LeetCode 758 - Bold Words in String

The problem gives us two inputs: an array of strings called words, and a target string s. Every occurrence of every word from words inside s must become bold by surrounding that substring with <b and </b tags.

LeetCode Problem 758

Difficulty: 🟡 Medium
Topics: Array, Hash Table, String, Trie, String Matching

Solution

Problem Understanding

The problem gives us two inputs: an array of strings called words, and a target string s. Every occurrence of every word from words inside s must become bold by surrounding that substring with <b> and </b> tags.

The important requirement is that we must use the minimum number of tags possible. This means that overlapping or adjacent bold regions should be merged into a single bold segment instead of creating multiple nested or separate tags.

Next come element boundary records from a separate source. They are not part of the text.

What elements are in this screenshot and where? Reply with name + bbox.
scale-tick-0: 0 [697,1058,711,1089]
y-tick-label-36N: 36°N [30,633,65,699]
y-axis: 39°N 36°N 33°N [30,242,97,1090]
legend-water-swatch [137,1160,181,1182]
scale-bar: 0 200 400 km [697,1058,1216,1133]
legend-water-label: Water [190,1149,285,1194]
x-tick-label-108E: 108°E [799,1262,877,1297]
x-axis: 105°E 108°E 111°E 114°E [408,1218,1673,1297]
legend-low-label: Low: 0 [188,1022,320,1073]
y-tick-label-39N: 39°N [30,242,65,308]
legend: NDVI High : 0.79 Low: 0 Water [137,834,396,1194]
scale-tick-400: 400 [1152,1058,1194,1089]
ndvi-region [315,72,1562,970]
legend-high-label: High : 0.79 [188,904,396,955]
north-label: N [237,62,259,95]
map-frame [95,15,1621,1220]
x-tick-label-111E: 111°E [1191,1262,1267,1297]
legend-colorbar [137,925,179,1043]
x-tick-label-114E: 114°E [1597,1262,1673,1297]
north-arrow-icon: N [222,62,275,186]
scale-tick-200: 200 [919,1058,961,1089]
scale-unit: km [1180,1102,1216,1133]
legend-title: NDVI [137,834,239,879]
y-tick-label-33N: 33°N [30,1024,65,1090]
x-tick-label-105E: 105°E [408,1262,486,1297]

For example, if words = ["ab", "bc"] and s = "aabcd", then:

  • "ab" appears starting at index 1
  • "bc" appears starting at index 2

These matches overlap on the character 'b', so instead of generating separate bold regions, we combine them into one continuous region covering "abc".

The final result becomes:

a<b>abc</b>d

The constraints are relatively small:

  • s.length <= 500
  • words.length <= 50
  • words[i].length <= 10

These limits tell us that even moderately inefficient string matching solutions will still work comfortably within time limits. We do not need advanced algorithms like Aho-Corasick or suffix automata. A carefully implemented scanning solution is sufficient.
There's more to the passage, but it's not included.